Racial Discrimination

In what decision did the White Court strike down a residential segregation law?

The White Court unanimously ruled in Buchanan v. Warley (1917) that white real estate agent Charles H. Buchanan could sell a house to William Warley, the African American head of Louisville’s NAACP branch and the editor of the Louisville News. The suit provided a test case for challenging the constitutionality of Louisville’s residential segregation law, which prohibited the sale of homes to blacks on white blocks and vice versa. (A test case is one in which litigants plan to challenge a law they believe is unconstitutional.) The two men challenged the ordinance as a violation of the Fourteenth Amendment.
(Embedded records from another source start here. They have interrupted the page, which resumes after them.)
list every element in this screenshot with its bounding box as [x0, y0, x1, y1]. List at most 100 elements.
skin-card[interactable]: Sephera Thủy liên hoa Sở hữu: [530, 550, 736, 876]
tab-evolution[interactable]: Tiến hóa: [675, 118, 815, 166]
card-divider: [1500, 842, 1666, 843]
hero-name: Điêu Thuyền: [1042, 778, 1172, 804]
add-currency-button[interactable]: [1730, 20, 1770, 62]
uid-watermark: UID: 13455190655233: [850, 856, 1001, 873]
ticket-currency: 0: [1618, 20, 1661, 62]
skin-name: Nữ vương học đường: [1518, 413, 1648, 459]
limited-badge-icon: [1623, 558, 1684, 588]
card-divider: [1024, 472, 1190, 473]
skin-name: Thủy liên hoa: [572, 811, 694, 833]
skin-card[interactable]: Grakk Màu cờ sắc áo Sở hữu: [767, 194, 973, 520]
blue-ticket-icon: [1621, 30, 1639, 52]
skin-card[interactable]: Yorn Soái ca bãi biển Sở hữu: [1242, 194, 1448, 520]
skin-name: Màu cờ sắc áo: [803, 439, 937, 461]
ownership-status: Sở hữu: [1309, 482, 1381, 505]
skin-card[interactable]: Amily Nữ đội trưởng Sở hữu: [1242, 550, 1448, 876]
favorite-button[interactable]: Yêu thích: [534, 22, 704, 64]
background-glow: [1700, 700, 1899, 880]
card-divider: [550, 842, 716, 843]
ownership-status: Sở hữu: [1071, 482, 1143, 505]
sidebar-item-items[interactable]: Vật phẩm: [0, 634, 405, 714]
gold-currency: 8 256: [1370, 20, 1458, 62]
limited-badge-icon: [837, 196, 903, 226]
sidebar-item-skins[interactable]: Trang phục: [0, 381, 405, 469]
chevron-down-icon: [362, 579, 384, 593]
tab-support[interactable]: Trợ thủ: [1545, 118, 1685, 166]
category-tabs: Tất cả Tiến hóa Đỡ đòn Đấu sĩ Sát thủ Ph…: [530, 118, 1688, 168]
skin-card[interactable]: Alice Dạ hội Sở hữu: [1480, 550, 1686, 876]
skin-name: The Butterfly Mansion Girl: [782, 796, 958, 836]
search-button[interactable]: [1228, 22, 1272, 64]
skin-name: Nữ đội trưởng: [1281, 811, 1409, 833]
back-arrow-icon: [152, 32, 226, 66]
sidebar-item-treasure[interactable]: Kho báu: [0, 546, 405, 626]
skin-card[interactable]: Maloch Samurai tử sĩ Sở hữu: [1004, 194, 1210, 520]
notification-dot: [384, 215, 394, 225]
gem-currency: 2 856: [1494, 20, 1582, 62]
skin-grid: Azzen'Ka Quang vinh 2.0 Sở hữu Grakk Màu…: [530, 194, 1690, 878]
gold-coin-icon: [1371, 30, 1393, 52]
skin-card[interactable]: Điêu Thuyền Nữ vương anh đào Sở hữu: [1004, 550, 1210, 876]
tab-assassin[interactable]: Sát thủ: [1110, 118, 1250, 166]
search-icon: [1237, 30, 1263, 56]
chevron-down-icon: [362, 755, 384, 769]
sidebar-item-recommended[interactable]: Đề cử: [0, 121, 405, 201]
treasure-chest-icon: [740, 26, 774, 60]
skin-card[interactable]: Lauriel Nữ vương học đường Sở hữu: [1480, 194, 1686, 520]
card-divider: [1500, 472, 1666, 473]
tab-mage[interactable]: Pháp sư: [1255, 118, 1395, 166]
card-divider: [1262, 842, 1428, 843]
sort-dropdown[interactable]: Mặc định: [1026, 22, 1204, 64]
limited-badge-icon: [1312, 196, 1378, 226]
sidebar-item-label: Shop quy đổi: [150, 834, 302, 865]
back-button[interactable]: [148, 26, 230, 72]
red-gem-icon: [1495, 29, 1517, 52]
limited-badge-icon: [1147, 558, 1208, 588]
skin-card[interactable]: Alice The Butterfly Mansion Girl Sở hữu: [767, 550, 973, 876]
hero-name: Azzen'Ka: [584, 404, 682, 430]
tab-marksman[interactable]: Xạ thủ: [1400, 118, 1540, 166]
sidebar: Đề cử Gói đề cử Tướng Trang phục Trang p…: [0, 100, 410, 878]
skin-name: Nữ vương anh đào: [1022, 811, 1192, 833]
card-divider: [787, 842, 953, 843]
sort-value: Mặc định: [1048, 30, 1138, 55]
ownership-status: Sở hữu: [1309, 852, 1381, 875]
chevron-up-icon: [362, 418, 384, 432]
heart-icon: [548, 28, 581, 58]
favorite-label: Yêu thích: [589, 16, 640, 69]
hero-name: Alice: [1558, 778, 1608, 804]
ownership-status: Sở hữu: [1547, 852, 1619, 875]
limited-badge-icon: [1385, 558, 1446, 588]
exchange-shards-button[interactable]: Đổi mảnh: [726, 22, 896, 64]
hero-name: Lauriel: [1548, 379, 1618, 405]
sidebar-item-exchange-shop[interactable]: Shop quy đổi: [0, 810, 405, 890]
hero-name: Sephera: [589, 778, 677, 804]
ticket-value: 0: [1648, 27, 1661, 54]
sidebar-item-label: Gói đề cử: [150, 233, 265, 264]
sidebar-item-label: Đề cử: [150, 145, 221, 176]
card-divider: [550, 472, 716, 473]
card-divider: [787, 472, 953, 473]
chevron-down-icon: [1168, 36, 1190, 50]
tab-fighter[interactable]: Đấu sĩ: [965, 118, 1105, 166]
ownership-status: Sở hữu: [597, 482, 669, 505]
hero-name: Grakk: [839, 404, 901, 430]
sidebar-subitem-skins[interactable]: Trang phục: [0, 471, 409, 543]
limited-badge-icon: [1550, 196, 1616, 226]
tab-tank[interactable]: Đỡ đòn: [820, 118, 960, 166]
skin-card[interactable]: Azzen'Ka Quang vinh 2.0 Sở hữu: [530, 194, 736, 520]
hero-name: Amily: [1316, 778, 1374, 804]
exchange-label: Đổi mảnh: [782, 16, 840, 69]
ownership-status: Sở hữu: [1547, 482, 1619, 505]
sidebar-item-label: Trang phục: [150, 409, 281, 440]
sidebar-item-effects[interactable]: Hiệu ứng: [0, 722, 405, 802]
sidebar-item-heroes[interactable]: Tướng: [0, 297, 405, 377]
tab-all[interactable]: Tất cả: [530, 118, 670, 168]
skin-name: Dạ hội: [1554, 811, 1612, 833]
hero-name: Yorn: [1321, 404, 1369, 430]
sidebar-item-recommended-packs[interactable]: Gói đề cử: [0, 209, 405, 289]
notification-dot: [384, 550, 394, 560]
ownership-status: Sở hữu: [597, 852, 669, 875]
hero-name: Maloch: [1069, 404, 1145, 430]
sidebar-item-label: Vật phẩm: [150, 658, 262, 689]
The city had passed the ordinance to ensure racial harmony, keep the public peace, maintain racial purity, and avoid the deterioration of white-owned neighborhoods.

The U.S. Supreme Court unanimously invalidated the ordinance, writing: “The Fourteenth Amendment and these statutes enacted in furtherance of its purpose operate to qualify and entitle a colored man to acquire property without state legislation discriminating against him solely because of color.” The Court recognized the problem of racial hostility but said the answer was not to deprive citizens of their constitutional rights. The Court also rejected the argument that the law was necessary to prevent the deterioration of white-owned property, noting that “property may be acquired by undesirable white neighbors or put to disagreeable though lawful uses with like results.”